In food poisoning probes, officials call for Yelp
This March 17, 2010 file photo shows the Yelp website on a computer screen in Los Angeles. New York City health officials found three unreported outbreaks of food poisoning by sifting through hundreds of thousands of comments on the popular website, according to a report released Thursday, May 22, 2014. (AP Photo/Richard Vogel, File)

New York City is using a novel way to uncover cases of food poisoning—reading Yelp restaurant reviews.

Health officials found three unreported outbreaks by sifting through nearly 300,000 reviews on the popular website. The outbreaks were small, together blamed for only 16 illnesses.

But one expert called it an innovative way to catch clusters of food poisoning.

"Great idea!" said Mike Doyle, head of the University of Georgia's food safety center. "Many people don't know how to contact the health department, but they're so familiar with social media."

It's the latest example of using the Internet to track illnesses.
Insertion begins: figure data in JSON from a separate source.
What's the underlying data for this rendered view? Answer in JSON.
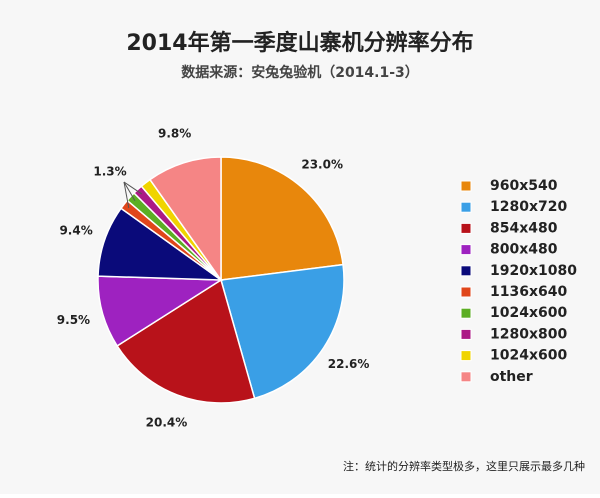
{
  "chart_data": {
    "type": "pie",
    "title": "2014年第一季度山寨机分辨率分布",
    "subtitle": "数据来源：安兔兔验机（2014.1-3）",
    "note": "注：统计的分辨率类型极多，这里只展示最多几种",
    "categories": [
      "960x540",
      "1280x720",
      "854x480",
      "800x480",
      "1920x1080",
      "1136x640",
      "1024x600",
      "1280x800",
      "1024x600",
      "other"
    ],
    "values": [
      23.0,
      22.6,
      20.4,
      9.5,
      9.4,
      1.3,
      1.3,
      1.3,
      1.4,
      9.8
    ],
    "value_labels": [
      "23.0%",
      "22.6%",
      "20.4%",
      "9.5%",
      "9.4%",
      "1.3%",
      null,
      null,
      null,
      "9.8%"
    ],
    "colors": [
      "#e8870c",
      "#3a9fe6",
      "#b8121a",
      "#9e22c0",
      "#0a0a7a",
      "#e0461a",
      "#5cae24",
      "#ac1a86",
      "#f0d400",
      "#f58585"
    ],
    "legend": "right"
  }
}
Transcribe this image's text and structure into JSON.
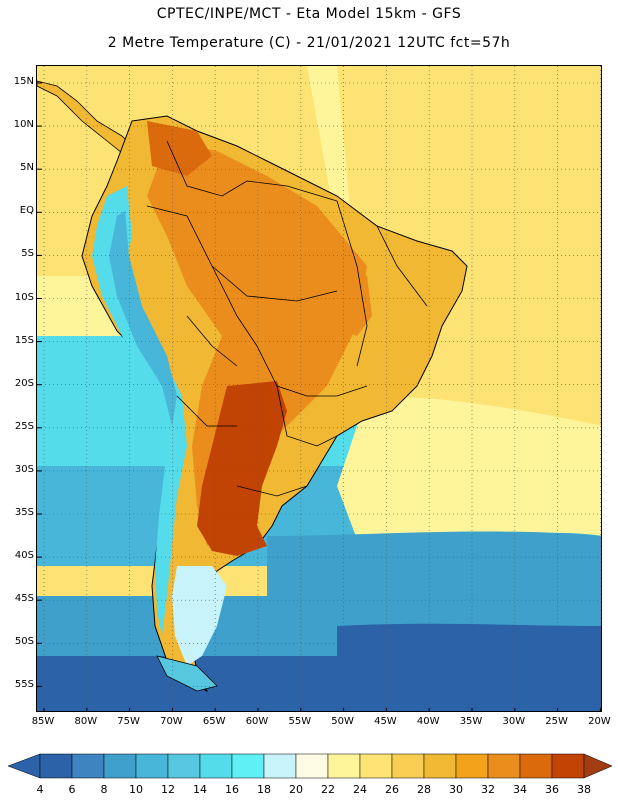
{
  "header": {
    "title_line1": "CPTEC/INPE/MCT -  Eta Model 15km - GFS",
    "title_line2": "2 Metre Temperature (C) - 21/01/2021 12UTC fct=57h"
  },
  "axes": {
    "lat_labels": [
      "15N",
      "10N",
      "5N",
      "EQ",
      "5S",
      "10S",
      "15S",
      "20S",
      "25S",
      "30S",
      "35S",
      "40S",
      "45S",
      "50S",
      "55S"
    ],
    "lon_labels": [
      "85W",
      "80W",
      "75W",
      "70W",
      "65W",
      "60W",
      "55W",
      "50W",
      "45W",
      "40W",
      "35W",
      "30W",
      "25W",
      "20W"
    ]
  },
  "colorbar": {
    "labels": [
      "4",
      "6",
      "8",
      "10",
      "12",
      "14",
      "16",
      "18",
      "20",
      "22",
      "24",
      "26",
      "28",
      "30",
      "32",
      "34",
      "36",
      "38"
    ],
    "colors": [
      "#2b62a8",
      "#3d84c0",
      "#3fa0cb",
      "#48b6d8",
      "#55c8e0",
      "#55dceb",
      "#5ff0f5",
      "#c9f3fb",
      "#fefbe4",
      "#fef59a",
      "#fde374",
      "#f7cd52",
      "#f0b833",
      "#f3a31b",
      "#eb8d1d",
      "#da6a0c",
      "#c24404",
      "#a23c12"
    ]
  },
  "map": {
    "ocean_warm": "#fde374",
    "ocean_pale": "#fef59a",
    "land_tropic": "#f0b833",
    "land_hot": "#eb8d1d",
    "land_very_hot": "#c24404",
    "andes": "#55c8e0",
    "ocean_cold": "#3fa0cb",
    "ocean_deep": "#2b62a8",
    "border_color": "#000000"
  }
}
Others have trolled Twitter, Facebook postings and Google searches in an attempt to monitor and predict ailments like the flu.

In New York, outbreaks were traced to three restaurants and inspectors found food handling problems at all three. Officials were also able to figure out the tainted food involved, but couldn't say exactly what germ in the food made people sick.

Traditionally, health officials hear about potential food poisonings from doctor reports and phone calls from people who say they got sick. In New York each year, about 3,000 people complain to the city's service hotline. Only about 1 percent of those calls pan out and lead to a cluster of illnesses.

The health department got the idea for using Yelp after seeing chatter that helped with a monthlong restaurant investigation in 2011.

Officials reached out to Yelp, and the website agreed to help with a pilot project, said the health department's Dr. Sharon Balter. Crucial to their investigations is finding the people who get sick, and Yelp members have email accounts that can make that easier, she said.

Yelp sent the health department weekly roundups of restaurant reviews for nine months, beginning in mid-2012. Computer searches narrowed them to postings that mentioned someone getting sick. Investigators focused on illnesses that occurred between 12 and 36 hours after a meal—the time frame for most symptoms of food poisoning to surface.

"Most people assume they got sick from the last place they ate," but that's not always the case, Balter said.

They also concentrated on clusters, not single cases. Other germs besides those in tainted meals can cause food poisoning symptoms like vomiting and diarrhea. Officials sent emails to 129 reviewers, but only 27 agreed to be interviewed.

The pilot project was described in a report published online Thursday by the federal Centers for Disease Control and Prevention.